Effect of rheological and physical properties on mitigation of melt fracture instability during extrusion of polymer melts through a radial flow die

Abstract

This study examines the role of both a radial flow created at the entrance of the die and the average molecular weight of polymer on the appearance and development of the helical defect. To do so, three linear polydimethylsiloxanes (PDMSs) of different viscosities and molecular weights were considered. A convergent radial flow is created at the entrance zone when a radial geometry is generated upstream the extrusion die. As for the influence of the considered radial flow, extrudate photographs show that helical instability can be mitigated since its frequency is higher and its amplitude is smaller than what they are when radial flow geometry is not installed.
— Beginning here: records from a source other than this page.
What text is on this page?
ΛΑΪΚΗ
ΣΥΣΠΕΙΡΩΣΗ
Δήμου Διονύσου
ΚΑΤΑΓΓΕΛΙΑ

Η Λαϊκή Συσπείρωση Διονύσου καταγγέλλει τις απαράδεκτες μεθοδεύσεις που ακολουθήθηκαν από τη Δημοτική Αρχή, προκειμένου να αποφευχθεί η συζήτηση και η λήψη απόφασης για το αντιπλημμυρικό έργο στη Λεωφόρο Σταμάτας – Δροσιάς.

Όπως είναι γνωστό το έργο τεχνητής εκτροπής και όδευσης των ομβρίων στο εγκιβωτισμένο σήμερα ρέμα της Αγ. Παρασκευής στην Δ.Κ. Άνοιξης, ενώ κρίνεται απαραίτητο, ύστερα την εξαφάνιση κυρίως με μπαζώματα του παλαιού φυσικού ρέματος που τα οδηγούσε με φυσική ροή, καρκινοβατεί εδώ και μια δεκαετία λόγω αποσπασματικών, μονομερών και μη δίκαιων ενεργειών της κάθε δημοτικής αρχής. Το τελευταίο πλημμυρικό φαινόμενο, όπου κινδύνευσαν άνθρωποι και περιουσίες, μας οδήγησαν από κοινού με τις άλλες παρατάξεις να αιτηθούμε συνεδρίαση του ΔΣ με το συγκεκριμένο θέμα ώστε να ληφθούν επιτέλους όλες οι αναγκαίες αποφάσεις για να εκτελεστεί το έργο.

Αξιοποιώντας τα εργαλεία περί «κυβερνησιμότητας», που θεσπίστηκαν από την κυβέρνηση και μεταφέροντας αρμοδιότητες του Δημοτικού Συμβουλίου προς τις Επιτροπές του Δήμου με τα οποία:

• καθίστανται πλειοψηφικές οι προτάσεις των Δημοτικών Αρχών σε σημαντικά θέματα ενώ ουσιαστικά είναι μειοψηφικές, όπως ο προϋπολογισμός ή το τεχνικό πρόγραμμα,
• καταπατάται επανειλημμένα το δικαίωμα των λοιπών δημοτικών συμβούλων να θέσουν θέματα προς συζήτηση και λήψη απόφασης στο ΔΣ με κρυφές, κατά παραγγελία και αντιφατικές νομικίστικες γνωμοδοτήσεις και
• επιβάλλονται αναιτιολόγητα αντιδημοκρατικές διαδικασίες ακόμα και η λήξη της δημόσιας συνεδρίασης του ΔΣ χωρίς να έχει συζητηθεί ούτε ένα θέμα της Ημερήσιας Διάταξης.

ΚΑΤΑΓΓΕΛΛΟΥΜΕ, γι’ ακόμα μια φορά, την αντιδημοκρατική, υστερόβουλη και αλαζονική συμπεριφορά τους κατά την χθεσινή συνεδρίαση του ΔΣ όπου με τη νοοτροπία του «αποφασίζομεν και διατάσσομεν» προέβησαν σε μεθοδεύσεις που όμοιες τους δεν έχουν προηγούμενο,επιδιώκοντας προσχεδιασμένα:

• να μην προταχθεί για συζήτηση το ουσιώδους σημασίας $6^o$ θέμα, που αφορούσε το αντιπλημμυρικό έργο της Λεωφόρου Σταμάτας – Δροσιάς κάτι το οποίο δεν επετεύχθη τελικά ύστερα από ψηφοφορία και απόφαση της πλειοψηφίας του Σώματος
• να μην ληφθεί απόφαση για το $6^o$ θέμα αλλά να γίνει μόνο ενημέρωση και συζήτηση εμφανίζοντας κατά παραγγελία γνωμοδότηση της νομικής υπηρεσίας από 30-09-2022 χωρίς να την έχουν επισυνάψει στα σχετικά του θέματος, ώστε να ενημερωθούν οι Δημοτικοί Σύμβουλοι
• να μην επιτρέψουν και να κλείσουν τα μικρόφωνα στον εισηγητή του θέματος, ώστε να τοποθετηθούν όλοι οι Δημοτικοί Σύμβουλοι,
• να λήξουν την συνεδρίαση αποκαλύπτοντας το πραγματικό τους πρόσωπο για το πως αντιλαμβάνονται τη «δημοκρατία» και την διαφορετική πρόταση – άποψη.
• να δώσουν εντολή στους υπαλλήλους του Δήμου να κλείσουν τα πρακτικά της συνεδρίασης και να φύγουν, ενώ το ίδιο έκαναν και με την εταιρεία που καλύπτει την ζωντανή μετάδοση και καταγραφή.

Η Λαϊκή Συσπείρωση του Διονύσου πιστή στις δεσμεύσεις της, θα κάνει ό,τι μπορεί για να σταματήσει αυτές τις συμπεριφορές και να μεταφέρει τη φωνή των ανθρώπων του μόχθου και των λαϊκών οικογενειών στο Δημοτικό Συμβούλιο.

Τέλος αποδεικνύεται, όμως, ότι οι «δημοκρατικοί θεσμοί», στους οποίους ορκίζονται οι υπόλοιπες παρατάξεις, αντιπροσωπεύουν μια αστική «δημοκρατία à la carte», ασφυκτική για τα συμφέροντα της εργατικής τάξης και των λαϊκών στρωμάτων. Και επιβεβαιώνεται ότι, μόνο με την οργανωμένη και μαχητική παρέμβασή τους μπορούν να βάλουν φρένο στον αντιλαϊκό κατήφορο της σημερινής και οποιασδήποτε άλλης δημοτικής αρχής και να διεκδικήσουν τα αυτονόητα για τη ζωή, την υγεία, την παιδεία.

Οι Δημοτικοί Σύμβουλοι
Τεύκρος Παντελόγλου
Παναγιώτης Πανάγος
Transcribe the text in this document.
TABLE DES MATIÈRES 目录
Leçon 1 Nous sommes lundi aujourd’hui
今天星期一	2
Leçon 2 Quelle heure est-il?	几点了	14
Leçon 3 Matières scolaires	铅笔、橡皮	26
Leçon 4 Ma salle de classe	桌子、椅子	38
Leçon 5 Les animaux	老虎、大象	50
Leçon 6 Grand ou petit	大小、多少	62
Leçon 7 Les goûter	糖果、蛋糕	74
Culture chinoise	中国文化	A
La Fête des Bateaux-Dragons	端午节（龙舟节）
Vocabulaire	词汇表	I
However, it is possible to relate the observed effects to the establishment of the radial flow at the die entrance where the shear deformations are enhanced with respect to the elongational ones. In fact, the development of the helical defect is shaped with amplitude, which is sensitive to the gap width of the radial flow and a frequency imposed by both the entrance geometry and the molecular weight of the polymer. It has also been shown that the ratio of frequencies of the onset of helical instability and the ratio of the Newtonian viscosities, for two given polymers, are inversely equal. Moreover, results obtained confirm that the frequency of the instabilities at their onset is inversely proportional to a mean characteristic time τ M as to the plateau viscosity of the considered PDMS.